Os animais testados têm hábitos domésticos ou vivem próximos aos humanos. Na pesquisa foram capturados, no total, 15 "soins" e nove macacos-prego, todos eles em áreas com notificação de zika e ocorrência de microcefalia. Os estudos e análises do material genético foram realizados por pesquisadores da Sesa, publicado no dia 20 de abril - este é o primeiro relatório sobre a detecção do vírus entre os primatas neotropicais do Brasil.

Análises

O estudo inédito coletou amostras de sangue e saliva de saguis (Callithrix jacchus) e macacos prego (Sapajus libidinosus).

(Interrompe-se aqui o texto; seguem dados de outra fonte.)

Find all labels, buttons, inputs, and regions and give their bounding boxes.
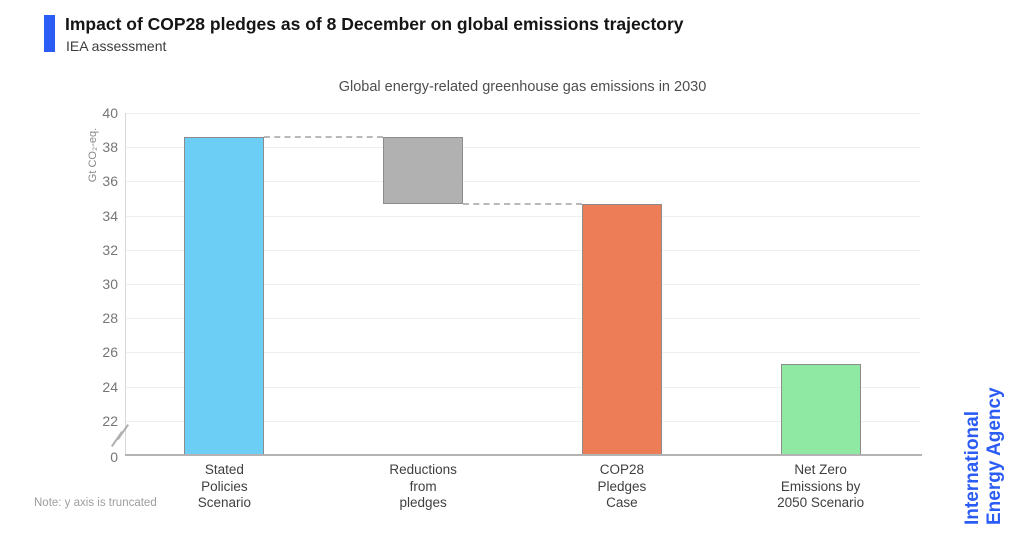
gridline: [126, 318, 920, 320]
x-tick-label-line: pledges: [399, 495, 447, 510]
x-axis-line: [125, 454, 922, 456]
gridline: [126, 181, 920, 183]
footnote: Note: y axis is truncated: [34, 497, 157, 509]
axis-break-mark: [117, 424, 129, 440]
x-tick-label-line: Reductions: [389, 462, 457, 477]
x-tick-label: Net Zero Emissions by 2050 Scenario: [731, 462, 911, 512]
iea-logo-line1: International: [962, 410, 983, 525]
x-tick-label-line: Case: [606, 495, 638, 510]
x-tick-label-line: from: [409, 478, 437, 494]
y-tick-label: 28: [102, 310, 118, 327]
y-tick-label: 26: [102, 344, 118, 361]
x-tick-label: Reductions from pledges: [333, 462, 513, 512]
x-tick-label-line: COP28: [599, 462, 645, 477]
x-tick-label: Stated Policies Scenario: [134, 462, 314, 512]
page-title: Impact of COP28 pledges as of 8 December…: [65, 14, 684, 34]
y-tick-label: 36: [102, 173, 118, 190]
x-tick-label-line: 2050 Scenario: [777, 495, 865, 510]
y-tick-label: 34: [102, 207, 118, 224]
gridline: [126, 420, 920, 422]
gridline: [126, 386, 920, 388]
chart-title: Global energy-related greenhouse gas emi…: [338, 79, 707, 95]
y-tick-label: 32: [102, 241, 118, 258]
y-tick-label: 38: [102, 139, 118, 156]
x-tick-label-line: Policies: [201, 478, 248, 494]
y-tick-label: 24: [102, 378, 118, 395]
y-tick-label: 40: [102, 105, 118, 121]
gridline: [126, 147, 920, 149]
gridline: [126, 249, 920, 251]
connector-dashed-line: [463, 202, 582, 205]
page-subtitle: IEA assessment: [66, 38, 167, 54]
x-tick-label: COP28 Pledges Case: [532, 462, 712, 512]
y-tick-label: 0: [110, 449, 118, 465]
x-tick-label-line: Pledges: [597, 478, 647, 494]
gridline: [126, 352, 920, 354]
iea-logo-line2: Energy Agency: [983, 387, 1005, 525]
y-tick-label: 22: [102, 412, 118, 429]
iea-logo-wordmark: International Energy Agency: [962, 325, 1006, 525]
gridline: [126, 215, 920, 217]
accent-bar: [44, 15, 55, 52]
chart-bar: [581, 203, 662, 455]
y-axis-label: Gt CO₂-eq.: [87, 127, 99, 183]
chart-bar: [780, 364, 861, 455]
x-tick-label-line: Emissions by: [780, 478, 861, 494]
gridline: [126, 113, 920, 114]
y-axis-line: [125, 113, 126, 455]
chart-bar: [383, 136, 464, 204]
gridline: [126, 284, 920, 285]
chart-bar: [184, 136, 265, 455]
x-tick-label-line: Net Zero: [794, 462, 847, 477]
connector-dashed-line: [264, 135, 384, 138]
y-tick-label: 30: [102, 276, 118, 292]
x-tick-label-line: Stated: [204, 462, 244, 477]
x-tick-label-line: Scenario: [197, 495, 252, 510]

Os testes tiveram início em julho com conclusão em novembro de 2015, nas áreas de maior índice de epidemia do Ceará. Conforme o trabalho, após a coleta das amostras, os primatas foram marcados com microchips e lançados de volta aos seus locais originais. Na análise preliminar do material coletado houve registro de 29% de positividade.

Para validar ainda mais, os cientistas sequenciaram e amplificaram a amostra coletada dos macacos. O diagnóstico descobriu que os animais tinham ZIKV com 100% de semelhança com outras ZIKV da América do Sul. Conforme o estudo, o trabalho "permanece como uma advertência para a possibilidade de que eles poderiam atuar como reservatórios, semelhante ao ciclo silvestre da febre amarela no Brasil", conclui a pesquisa. "Consideramos de extrema importância a continuidade dos estudos complementares que estão sendo conduzidos, a fim de que possam esclarecer o verdadeiro significado e a abrangência destes achados, assim como a sua importância para a epidemiologia da enfermidade emergente causada por este vírus", reforça a coordenadora da pesquisa.

O resultado encontrado pelos pesquisadores brasileiros podem apontar para um dos motivos de o zika ter se disseminado tão rápido pelas Américas. Em menos de dois anos, a doença já foi identificada em 35 países do continente, enquanto a dengue levou décadas para se espalhar na mesma amplitude.

Conforme a Silvana, "o que ocorre com os vírus é que, para eles (vírus) se multiplicarem em um organismo, precisam que as células de um indivíduo tenham um receptor. Eles só conseguem infectar as células que são permissivas a eles. Mesmo se um mosquito positivo a dengue picar o macaco, não consegue infectá-lo porque não há esse receptor nas células. Já na situação da zika, foi descoberto que sim".

Com o achado, os pesquisadores pretendem retornar ao Ceará em maio para fazer exames em mais macacos e tentar recapturar animais já testados para que eles sejam estudados de forma mais aprofundado. Camocim será o próximo município a ser visitado pela incidência das doença na região.

Entrevista com Naylê Holanda Duarte

Médica veterinária da Secretaria da Saúde do Estado (Sesa)

“Ainda não podemos criar um alarde”

O que os agentes de saúde fazem ao encontrar um soim nas residências?

A gente faz um trabalho junto com as regionais e municípios. Quando encontram animais vivendo em cativeiro se faz a parte educativa de orientação. Até hoje ninguém nunca se recusou a dar o animal para o Centro de Triagem de Animais Silvestres (Cetas). Vale lembrar que as pessoas que morreram de raiva no Ceará, por transmissão de soins, não sabiam do risco. Os animais recebidos pela instituição são tratados por médicos veterinários e, em seguida, inseridos em quarentena. No projeto de educação falamos como é a doença, vetores e meios de transmissão. Ainda não podemos criar um alarde sobre os efeitos desses animais na natureza com o zika vírus. 

As famílias que alimentam os animais reclamaram das capturas?

São bem receptivos. Fazemos um trabalho de educação explicando sobre os riscos do animal fora do habitat natural. Nós temos o Instituto Brasileiro do Meio Ambiente e dos Recursos Naturais Renováveis (Ibama) como parceiro. Orientamos os moradores quanto ao perigo de ter esses animais em convivência com humanos. Os animais que estão vindo para o Centro de Triagem em Fortaleza estão tendo amostras coletadas. 

A gente fez reunião essa semana com as secretarias do meio ambiente do estado e da prefeitura para relatar o fato encontrado e até para que eles pudessem se mobilizar com ações específicas, já que é tudo novo até para os pesquisadores. Desde 2012 não temos casos de animais com raivas humanas. O nosso núcleo também está realizando testes de raiva em bois, vacas, jumentos, morcegos e raposas. Em 2016, já detectamos 20 casos.